Like so many other young students in the 90′s, I got into web development during the first internet boom. I was a bit bored with my university degree, so I found work at a small startup company during my summer holidays. Before I knew it, and because I was the only person that had even heard of the internet within 10 miles of my company’s office, I soon became not only the developer, but also help-desk manager, sales consultant, and management adviser. It was a bit too much, so I left.
During that time though, all kinds of people called me with ideas for how they could make a million bucks on the web. A few of them actually put their money where their mouth was too: one guy invested a few thousand pounds creating an art gallery online; a couple of kids invested their savings in a quiz site; and a local trucker who had never even used the net started a website to help truckers plan their trips more efficiently (which I still believe is one of the best ideas I ever heard).
I liked the attention I got at the time; people would immediately see me as a way to their personal fortune as soon as they realized I knew how to program a web-site. What I found funny though, was how some people would value their idea over my ability to actually do something with it. I don’t mean that in an arrogant way. It’s just that I question the value of an idea by itself, even those of my own.
I’ll tell you what I mean. One day my own uncle called me up at work. I was really busy, and didn’t have much time for a chat about the family fortunes. I thought it would be impolite to ignore him though, so I took the call. It was important – he’d had an idea. He wanted to make a website to display art online. (I’m sure nobody had thought of that particular idea before.) I told him it was quite possible for us to do that, and that it could be good. However, when I asked him how he would make money from it, he replied, “I was hoping you could tell me that”. Here he was, disturbing me in the middle of my already-rushed peak triple-job working time, just so he could graciously inform me that if I was only willing to put in the hours of hard-slog programming, design a great site, and just think of a way for it to actually work, he might find it in his heart to let me earn a little extra while he sat back and watched. And all because he’d “had an idea”.

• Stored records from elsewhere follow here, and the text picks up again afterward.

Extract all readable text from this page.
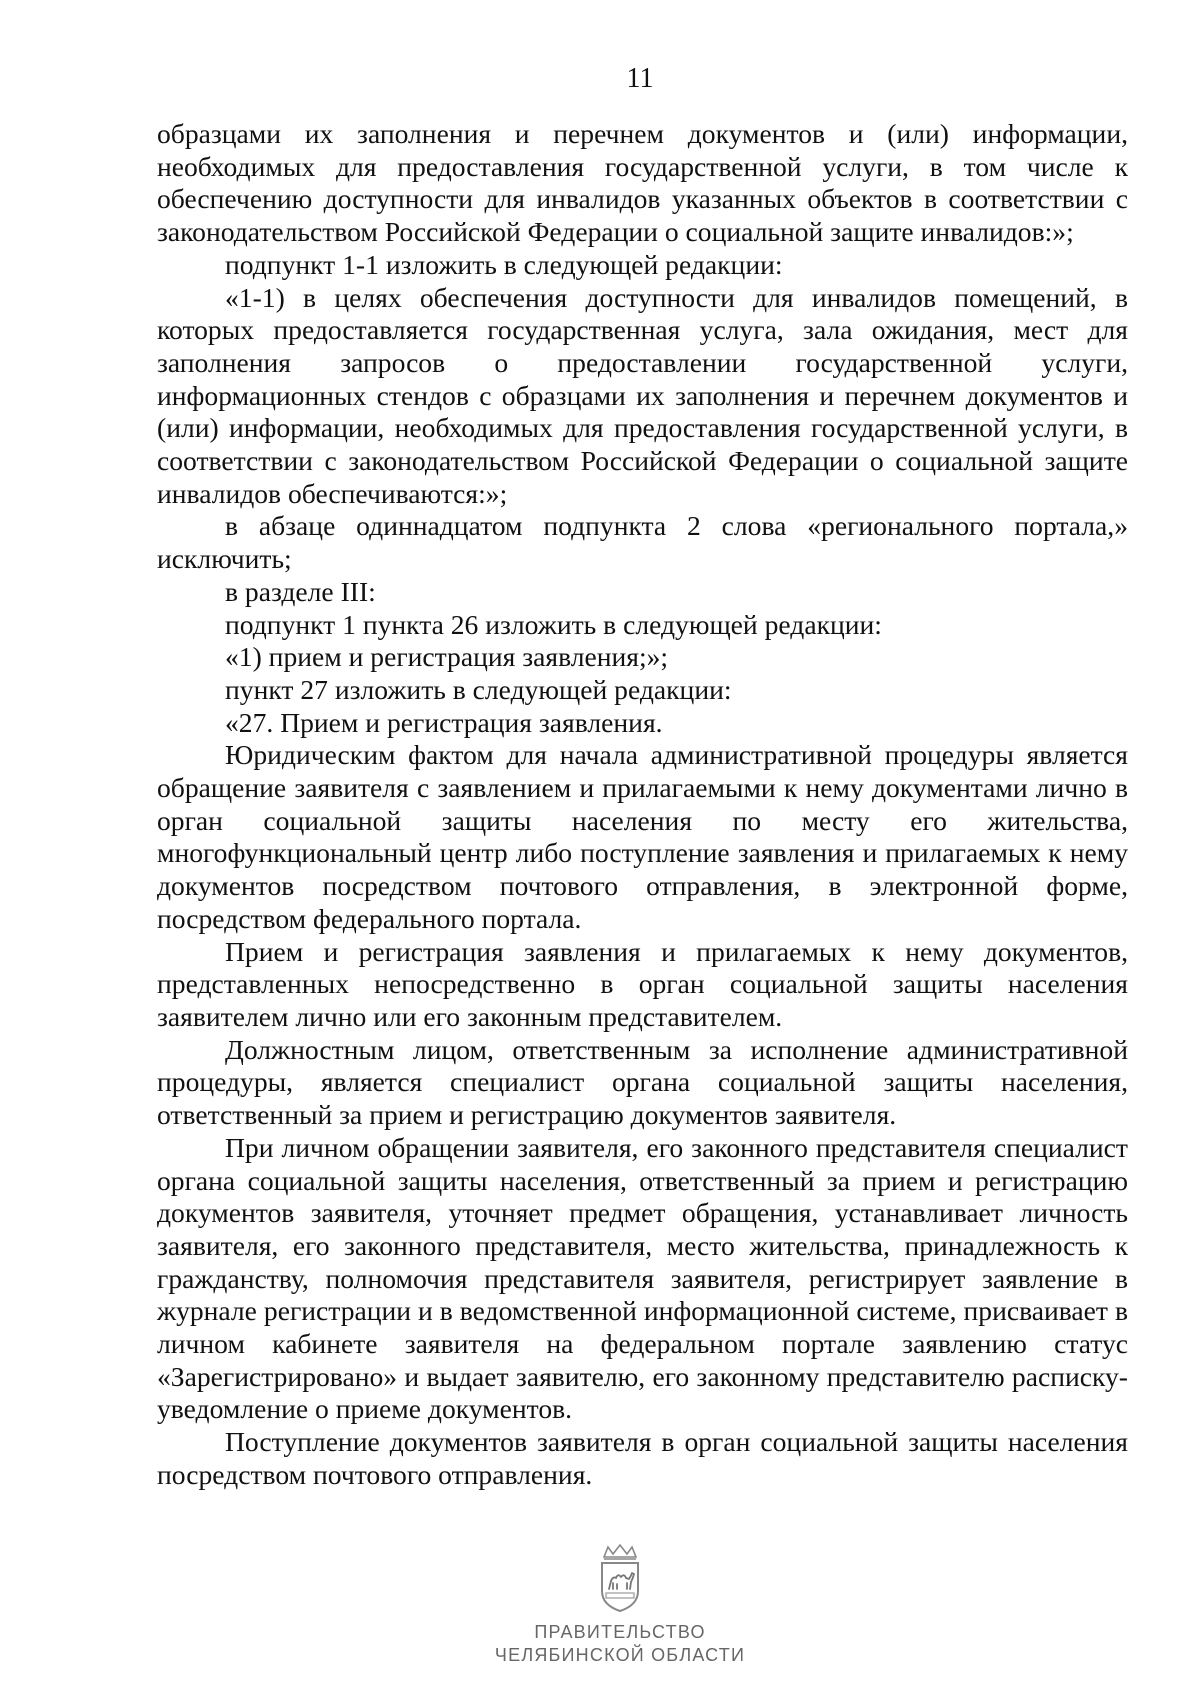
11

образцами их заполнения и перечнем документов и (или) информации, необходимых для предоставления государственной услуги, в том числе к обеспечению доступности для инвалидов указанных объектов в соответствии с законодательством Российской Федерации о социальной защите инвалидов:»;

подпункт 1-1 изложить в следующей редакции:

«1-1) в целях обеспечения доступности для инвалидов помещений, в которых предоставляется государственная услуга, зала ожидания, мест для заполнения запросов о предоставлении государственной услуги, информационных стендов с образцами их заполнения и перечнем документов и (или) информации, необходимых для предоставления государственной услуги, в соответствии с законодательством Российской Федерации о социальной защите инвалидов обеспечиваются:»;

в абзаце одиннадцатом подпункта 2 слова «регионального портала,» исключить;

в разделе III:

подпункт 1 пункта 26 изложить в следующей редакции:

«1) прием и регистрация заявления;»;

пункт 27 изложить в следующей редакции:

«27. Прием и регистрация заявления.

Юридическим фактом для начала административной процедуры является обращение заявителя с заявлением и прилагаемыми к нему документами лично в орган социальной защиты населения по месту его жительства, многофункциональный центр либо поступление заявления и прилагаемых к нему документов посредством почтового отправления, в электронной форме, посредством федерального портала.

Прием и регистрация заявления и прилагаемых к нему документов, представленных непосредственно в орган социальной защиты населения заявителем лично или его законным представителем.

Должностным лицом, ответственным за исполнение административной процедуры, является специалист органа социальной защиты населения, ответственный за прием и регистрацию документов заявителя.

При личном обращении заявителя, его законного представителя специалист органа социальной защиты населения, ответственный за прием и регистрацию документов заявителя, уточняет предмет обращения, устанавливает личность заявителя, его законного представителя, место жительства, принадлежность к гражданству, полномочия представителя заявителя, регистрирует заявление в журнале регистрации и в ведомственной информационной системе, присваивает в личном кабинете заявителя на федеральном портале заявлению статус «Зарегистрировано» и выдает заявителю, его законному представителю расписку-уведомление о приеме документов.

Поступление документов заявителя в орган социальной защиты населения посредством почтового отправления.

ПРАВИТЕЛЬСТВО
ЧЕЛЯБИНСКОЙ ОБЛАСТИ
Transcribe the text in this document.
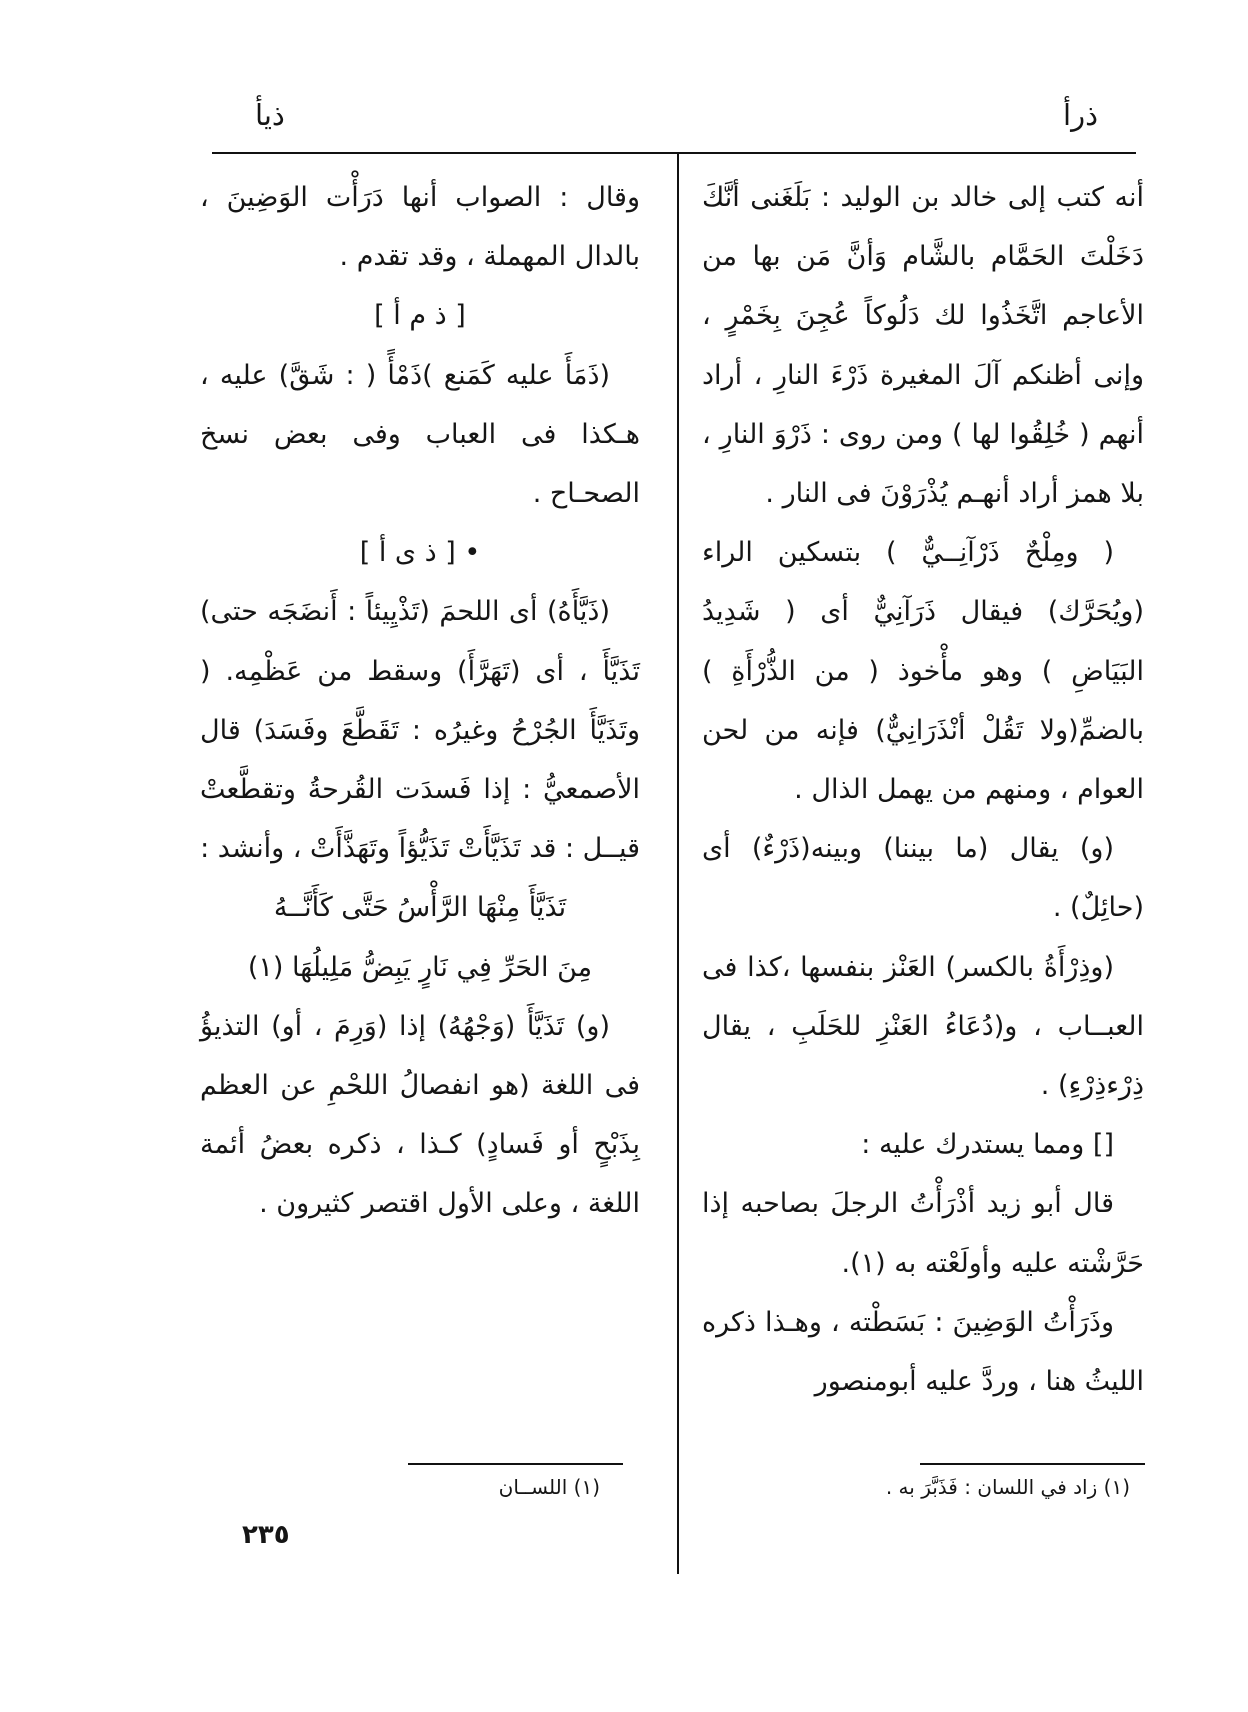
ذرأ
ذيأ

أنه كتب إلى خالد بن الوليد : بَلَغَنى أنَّكَ دَخَلْتَ الحَمَّام بالشَّام وَأنَّ مَن بها من الأعاجم اتَّخَذُوا لك دَلُوكاً عُجِنَ بِخَمْرٍ ، وإنى أظنكم آلَ المغيرة ذَرْءَ النارِ ، أراد أنهم ( خُلِقُوا لها ) ومن روى : ذَرْوَ النارِ ، بلا همز أراد أنهـم يُذْرَوْنَ فى النار .

( ومِلْحٌ ذَرْآنِــيٌّ ) بتسكين الراء (ويُحَرَّك) فيقال ذَرَآنِيٌّ أى ( شَدِيدُ البَيَاضِ ) وهو مأْخوذ ( من الذُّرْأَةِ ) بالضمِّ(ولا تَقُلْ أنْذَرَانِيٌّ) فإنه من لحن العوام ، ومنهم من يهمل الذال .

(و) يقال (ما بيننا) وبينه(ذَرْءٌ) أى (حائِلٌ) .

(وذِرْأَةُ بالكسر) العَنْز بنفسها ،كذا فى العبــاب ، و(دُعَاءُ العَنْزِ للحَلَبِ ، يقال ذِرْءذِرْءِ) .

[] ومما يستدرك عليه :

قال أبو زيد أذْرَأْتُ الرجلَ بصاحبه إذا حَرَّشْته عليه وأولَعْته به (١).

وذَرَأْتُ الوَضِينَ : بَسَطْته ، وهـذا ذكره الليثُ هنا ، وردَّ عليه أبومنصور

وقال : الصواب أنها دَرَأْت الوَضِينَ ، بالدال المهملة ، وقد تقدم .

[ ذ م أ ]

(ذَمَأَ عليه كَمَنع )ذَمْأً ( : شَقَّ) عليه ، هـكذا فى العباب وفى بعض نسخ الصحـاح .

• [ ذ ى أ ]

(ذَيَّأَهُ) أى اللحمَ (تَذْيِيئاً : أَنضَجَه حتى) تَذَيَّأَ ، أى (تَهَرَّأَ) وسقط من عَظْمِه. ( وتَذَيَّأَ الجُرْحُ وغيرُه : تَقَطَّعَ وفَسَدَ) قال الأصمعيُّ : إذا فَسدَت القُرحةُ وتقطَّعتْ قيــل : قد تَذَيَّأَتْ تَذَيُّؤاً وتَهَذَّأَتْ ، وأنشد :

تَذَيَّأَ مِنْهَا الرَّأْسُ حَتَّى كَأَنَّــهُ

مِنَ الحَرِّ فِي نَارٍ يَبِضُّ مَلِيلُهَا (١)

(و) تَذَيَّأَ (وَجْهُهُ) إذا (وَرِمَ ، أو) التذيؤُ فى اللغة (هو انفصالُ اللحْمِ عن العظم بِذَبْحٍ أو فَسادٍ) كـذا ، ذكره بعضُ أئمة اللغة ، وعلى الأول اقتصر كثيرون .

(١) زاد في اللسان : فَذَبَّرَ به .
(١) اللســان
٢٣٥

So I’ve been thinking, is an idea on its own worth its salt? More specifically, is my (yet unpublished and very secretive) idea for Tudutu worth anything?
For the answer to this question, you should read “Founders at Work”, by Jessica Livingston. (You really should. It’s a marvelous book.) One of the stories in it is the story of Hotmail. The most interesting thing about it is how they came up with the idea. At first the founders wanted to create a database thingy, but they soon discovered that while they were trying to work on it, they couldn’t access their private e-mail accounts on the sly from work. So, even after they’d got funding for the database thingy, they kindly informed their investors that they weren’t doing that any more; they were going to build an online e-mail client instead.
At first everyone thought that the idea of accessing e-mail inside a browser was ridiculous. Even Yahoo turned them down. But, in typical Silicon Valley fairy-tale style, it turned out to be an idea worth a few hundred millions dollars. However, what I found really funny was what came later. There seems to have been some argument over the question as to who actually came up with the idea to change strategy to e-mail. As if it was of extreme importance to the history of the world, one of the founders stated in the book that although the initial investor once claimed it was he who had come up with the e-mail idea, it was definitely the founders who had thought of it. (So yah, boo and sucks to him!)
I’ve heard loads of stories like that recently. “Founders at Work” is full of stories just about ideas, and there are currently loads of shows about entrepreneurs and their ideas on TV too. It must be a trend. In fact, one of my favourite TV shows at the moment is BBC’s Dragon’s Den. It’s a show full of crazy people who think that their new idea is worth a million bucks on its own and try to present it to a panel of potential billionaire investors in order to exchange cash for stock. More often than not, the investors on the show inform the nervous candidates, with typical British politeness, that their idea is most definitely not a business, and is not worth a penny of their (cough) hard-earned (cough) cash without any business actually going on behind it. My wife and I find it really entertaining to watch people sweat over a 2-minute presentation of a wacky idea, while we wonder how these people managed to escape the asylum and get on TV in the first place.
The fact is, humans can be really creative. Anybody can have an idea. It’s not the idea itself which is great though – it’s the patience, endurance, and just hard graft which make the idea worth something. But don’t you just hate it when you have an idea, forget about it for a while, then are reminded about it when someone turns up having carried it out, usually accompanied by a small fortune? I do. But the reality is, unless I actually have done something about it, I don’t actually deserve it, whereas the other guy does.
Idea, good. Doing, better.
I’m scared of even sharing my idea, because, as yet, I’ve not found anyone who has come close to it anywhere. I think it’s going to change the world.
Of course, I’m probably wrong. I’ll call the asylum later, and ask them to take me back.
Note: Another thing I’ve picked up from the “founders” book – don’t be married to an idea. Let yourself change it, because even if you’re a real genius, you’re probably going to be wrong. And I am, and I am. (Think about it.)